CT (Computed Tomography)


Computed Tomography (CT), also sometimes called a CAT scan, is a safe, painless exam that uses x-ray technology to obtain detailed, cross-sectional images of a patient’s body. Generally, CT is the preferred technology for diagnosing cancer, certain infections, traumatic injuries, and other concerns by visualizing tissue and bone—including organs such as the liver, spleen, pancreas, and kidneys—with exceptional clarity.

Intermountain Medical Imaging utilizes state-of-the-art, multi-slice CT technology, enabling our radiologists to capture multiple wafer-thin images of a patient’s body within seconds. This approach gives us the flexibility to customize procedures and perform advanced types of exams, including studies of blood vessels, dynamic imaging of the urinary system and kidneys, detailed imaging of bones/joints, and 3D exams. It also enables us to optimize every aspect of your CT experience, from shorter exam times and greater comfort to superior image quality—ultimately translating into a more accurate diagnosis.


Wear loose, comfortable clothing. You may still be asked to change clothing and/or remove jewelry. Items such as belts, bras, hearing aids, dentures, and piercings in the area to be imaged will need to be removed.

Depending on the type of CT study ordered by your referring physician, you may be instructed not to eat or drink anything for four hours before your exam. To find out if any such restrictions are required for your particular CT examination, please contact us or check with your referring physician. It is important to arrive hydrated

Some CT studies use oral contrast, IV contrast, or both to obtain better images. If oral contrast has been ordered, you may be asked to drink a liquid that will highlight your digestive tract. Any oral contrast such as Volumen, or more typically, water, will be given to you at the time of your arrival and registration.

Female patients should notify their physician and our staff before the exam if they are or think they might be pregnant.


Before your procedure, a technologist will ask questions regarding your medical history and history of allergies, including allergic reactions to x-ray dye or contrast. The technologist will explain the procedure, and will also address any concerns you might have in regards to the exam. If IV contrast has been ordered, your technologist or nurse will start an IV.

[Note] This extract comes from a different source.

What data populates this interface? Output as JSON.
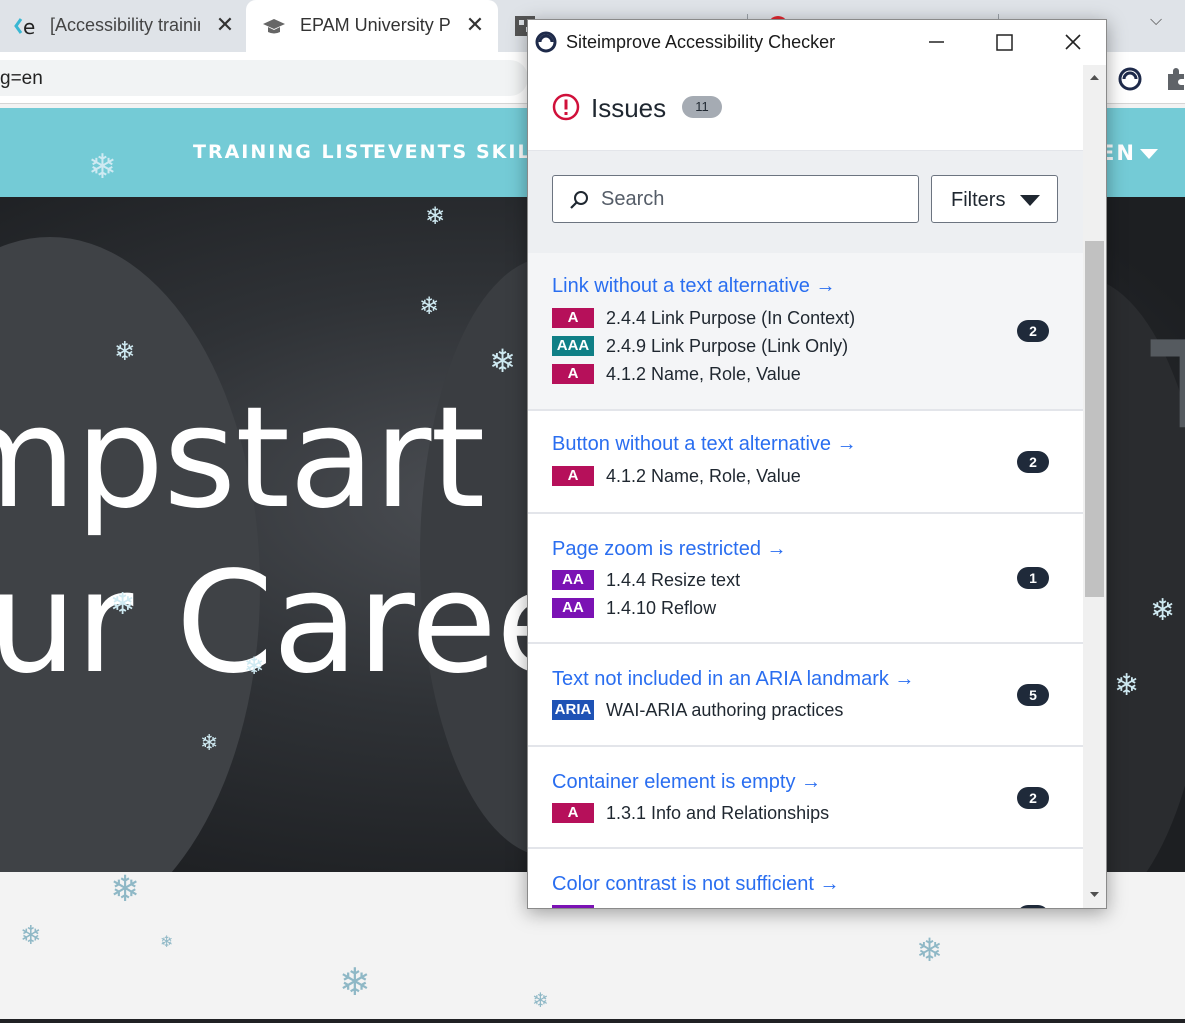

During your CT scan, you will lie on a table that will pass back and forth underneath a machine shaped like an archway (or an upright donut). A quietly rotating device inside the machine will emit x-rays that pass through the body, capturing thin images of the body that will then be reconstructed by a computer to provide a clear view of the anatomy.

You will be asked to remain still for the short duration of the scan, and for certain scans there will be breathing instructions.

At all times before, during, and after your scan, a CT technologist will be available to explain the procedure and answer any questions you might have.


Once your exam is complete, there will be no restrictions placed upon you. You may eat, drive, and resume your activities as usual. You may be encouraged to drink fluids to help any contrast material move through the body.

Your images will be examined by a radiologist and their report sent to your healthcare provider within 24-48 hours of your examination. Your healthcare provider will review the results with you.